In a nutshell, these four guys were best friends in college, and were heavily into drugs also. After college, they continued to meet one week a year for a group drug binge at a rented mansion somewhere. Except now they're all middle aged and not really super happy about the direction their lives took (really groundbreaking stuff, I know), but the twist is that when they were kids, they made a drug-fueled pact that if they were unhappy as middle-aged men, they'd kill themselves. The super seriousness of this pact is underscored by the fact that they signed their names in blood.

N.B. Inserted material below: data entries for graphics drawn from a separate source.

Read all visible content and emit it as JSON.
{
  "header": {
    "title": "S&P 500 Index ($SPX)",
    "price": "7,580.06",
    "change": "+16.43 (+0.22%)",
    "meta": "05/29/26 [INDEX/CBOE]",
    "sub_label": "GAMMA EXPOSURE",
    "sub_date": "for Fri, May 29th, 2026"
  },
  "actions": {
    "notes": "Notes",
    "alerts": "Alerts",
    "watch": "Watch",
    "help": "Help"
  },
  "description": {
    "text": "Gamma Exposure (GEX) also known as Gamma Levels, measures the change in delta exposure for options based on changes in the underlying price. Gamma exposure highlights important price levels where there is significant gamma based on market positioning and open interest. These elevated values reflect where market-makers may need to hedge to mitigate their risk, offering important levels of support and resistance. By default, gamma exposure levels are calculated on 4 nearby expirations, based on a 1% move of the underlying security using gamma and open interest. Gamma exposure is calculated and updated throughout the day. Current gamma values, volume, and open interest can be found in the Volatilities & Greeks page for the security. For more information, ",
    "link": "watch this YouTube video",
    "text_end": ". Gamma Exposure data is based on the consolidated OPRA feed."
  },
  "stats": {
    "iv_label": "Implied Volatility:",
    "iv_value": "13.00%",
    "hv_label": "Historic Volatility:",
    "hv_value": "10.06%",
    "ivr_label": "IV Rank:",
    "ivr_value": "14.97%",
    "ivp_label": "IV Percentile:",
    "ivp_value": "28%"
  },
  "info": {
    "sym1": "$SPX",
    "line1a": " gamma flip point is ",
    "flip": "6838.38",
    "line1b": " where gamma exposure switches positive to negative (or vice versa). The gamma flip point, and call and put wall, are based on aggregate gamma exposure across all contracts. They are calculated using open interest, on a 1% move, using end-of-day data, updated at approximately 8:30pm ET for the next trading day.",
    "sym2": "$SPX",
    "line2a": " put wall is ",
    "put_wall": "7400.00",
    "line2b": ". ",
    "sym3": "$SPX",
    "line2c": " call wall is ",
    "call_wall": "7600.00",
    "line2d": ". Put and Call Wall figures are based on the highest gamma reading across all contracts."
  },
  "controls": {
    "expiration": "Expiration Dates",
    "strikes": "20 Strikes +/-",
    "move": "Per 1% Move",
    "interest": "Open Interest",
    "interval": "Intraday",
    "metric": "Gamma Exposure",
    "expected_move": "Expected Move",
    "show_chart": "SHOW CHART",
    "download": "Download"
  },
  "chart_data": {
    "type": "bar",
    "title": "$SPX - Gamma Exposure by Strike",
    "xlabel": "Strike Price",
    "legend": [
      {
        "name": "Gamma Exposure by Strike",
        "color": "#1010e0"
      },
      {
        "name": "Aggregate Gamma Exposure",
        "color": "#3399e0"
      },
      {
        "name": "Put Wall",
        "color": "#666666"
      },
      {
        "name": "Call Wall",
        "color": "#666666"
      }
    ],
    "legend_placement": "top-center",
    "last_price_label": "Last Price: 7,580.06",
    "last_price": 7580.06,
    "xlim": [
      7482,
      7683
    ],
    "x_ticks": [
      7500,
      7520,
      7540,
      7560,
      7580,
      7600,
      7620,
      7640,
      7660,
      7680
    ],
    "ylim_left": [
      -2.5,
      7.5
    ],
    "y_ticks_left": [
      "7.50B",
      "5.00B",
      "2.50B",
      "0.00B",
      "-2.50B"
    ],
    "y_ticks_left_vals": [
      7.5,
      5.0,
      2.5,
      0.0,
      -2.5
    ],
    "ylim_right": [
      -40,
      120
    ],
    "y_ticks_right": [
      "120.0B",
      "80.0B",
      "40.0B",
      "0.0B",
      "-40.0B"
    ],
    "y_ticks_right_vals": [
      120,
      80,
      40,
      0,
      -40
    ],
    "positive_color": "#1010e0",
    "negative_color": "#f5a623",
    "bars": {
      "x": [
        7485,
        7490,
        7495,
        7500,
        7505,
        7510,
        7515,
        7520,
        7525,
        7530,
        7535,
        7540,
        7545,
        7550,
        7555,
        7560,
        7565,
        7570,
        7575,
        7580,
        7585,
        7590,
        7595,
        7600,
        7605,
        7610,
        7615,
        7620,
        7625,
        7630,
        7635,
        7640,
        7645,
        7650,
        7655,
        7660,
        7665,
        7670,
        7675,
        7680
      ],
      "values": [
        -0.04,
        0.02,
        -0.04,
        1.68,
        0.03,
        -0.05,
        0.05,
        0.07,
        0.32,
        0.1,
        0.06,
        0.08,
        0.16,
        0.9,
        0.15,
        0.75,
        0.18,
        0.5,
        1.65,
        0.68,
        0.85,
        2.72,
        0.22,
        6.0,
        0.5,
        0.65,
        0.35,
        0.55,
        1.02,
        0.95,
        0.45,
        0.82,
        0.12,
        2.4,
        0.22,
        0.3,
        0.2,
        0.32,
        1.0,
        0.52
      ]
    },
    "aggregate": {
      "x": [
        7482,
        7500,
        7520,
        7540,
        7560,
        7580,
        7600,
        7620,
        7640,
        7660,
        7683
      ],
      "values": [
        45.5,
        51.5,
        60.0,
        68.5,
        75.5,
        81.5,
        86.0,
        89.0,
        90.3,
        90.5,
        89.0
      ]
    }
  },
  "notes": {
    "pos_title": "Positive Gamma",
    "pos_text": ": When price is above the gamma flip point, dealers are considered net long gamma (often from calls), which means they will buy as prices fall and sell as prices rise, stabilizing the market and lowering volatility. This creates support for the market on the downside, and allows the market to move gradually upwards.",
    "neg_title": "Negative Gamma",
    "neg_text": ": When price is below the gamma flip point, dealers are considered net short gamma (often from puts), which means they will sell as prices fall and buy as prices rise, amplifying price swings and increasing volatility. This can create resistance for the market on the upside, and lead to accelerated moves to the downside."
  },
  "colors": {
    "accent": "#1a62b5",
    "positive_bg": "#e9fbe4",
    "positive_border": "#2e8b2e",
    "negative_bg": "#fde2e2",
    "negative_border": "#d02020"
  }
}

Naturally, they follow through (I mean, don't we all look back on our college years as when we were the most logical?)... but only after a lot of really predictable and silly lines of dialog are thrown around, like 'thats who you WERE man, and look at you NOW... you're not YOU anymore, none of us are' and 'if your college self could SEE you now he'd HATE what you became, man, how can you go on living like that?' and 'you signed it in BLOOD... that's your BLOOD on that contract, and that MEANS something, man'.

Yes, it's ridiculous, but these lines are delivered against great cinematography and cool music playing in the background, so you almost don't realize how inane the characters actually sound. I say almost, because ultimately this film can't hide from it's awfulness, and the longer you think about it, the clearer it becomes.

Really it comes down to a group of privileged, self indulgent upper-middle class men acting like complete children for a week, and then dying. Oh, you didn't become a great novelist like your wanted? Cry me a river, dude.